The classic thought experiment—the trolley dilemma—has acquired a new dimension with autonomous vehicles. A self-driving car loses control: it can either go straight and hit five pedestrians, or swerve and hit one. A human operates the trolley and reacts instinctively. The car follows a pre-programmed algorithm.

This means: someone must decide in advance how the car will behave in such situations. This is an ethical decision made by engineers and regulators. The MIT Media Lab conducted the "Moral Machine"—a survey of millions of people from 233 countries about their preferences in such situations. Results: significant cultural differences in whose life should be considered a priority.

Autonomous Weapons

Lethal autonomous weapon systems (LAWS)—"killer robots"—have become one of the most acute ethical issues in AI. Arguments for development: they do not tire, do not panic, do not make emotional mistakes; they can minimize losses among their own. Arguments against: making decisions about life and death requires a moral subject; delegating this decision to a machine is an abdication of human responsibility; lowering the "threshold" for starting a war if machines will fight.

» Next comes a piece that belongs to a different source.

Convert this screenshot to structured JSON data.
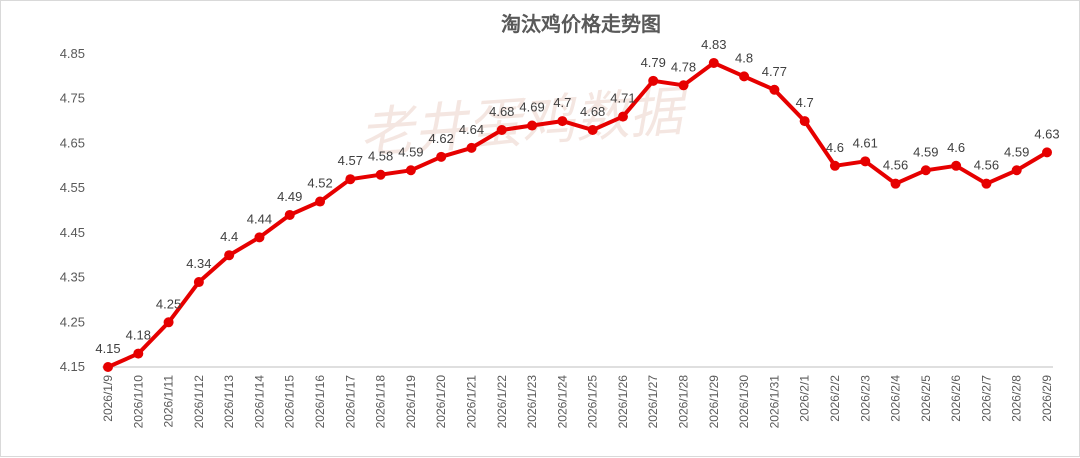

International humanitarian law requires distinguishing between combatants and civilians, the principle of proportionality, the principle of precaution. Can machines apply these norms? This is an open question.

Principles of AI Ethics

Leading organizations (OECD, EU, IEEE, Google, Microsoft) have developed principles of AI ethics with different emphases but a basic consensus:

  • Fairness: AI systems must not discriminate on protected attributes
  • Transparency: decisions must be explainable
  • Accountability: there must be mechanisms of responsibility for AI decisions
  • Privacy: data are used with consent and are protected
  • Safety: systems are reliable and do no harm
  • Human control: in critical decisions, a human must remain in control

The transition from principles to practice is the main challenge. "Responsible AI" so far is more marketing than a standard with verification mechanisms.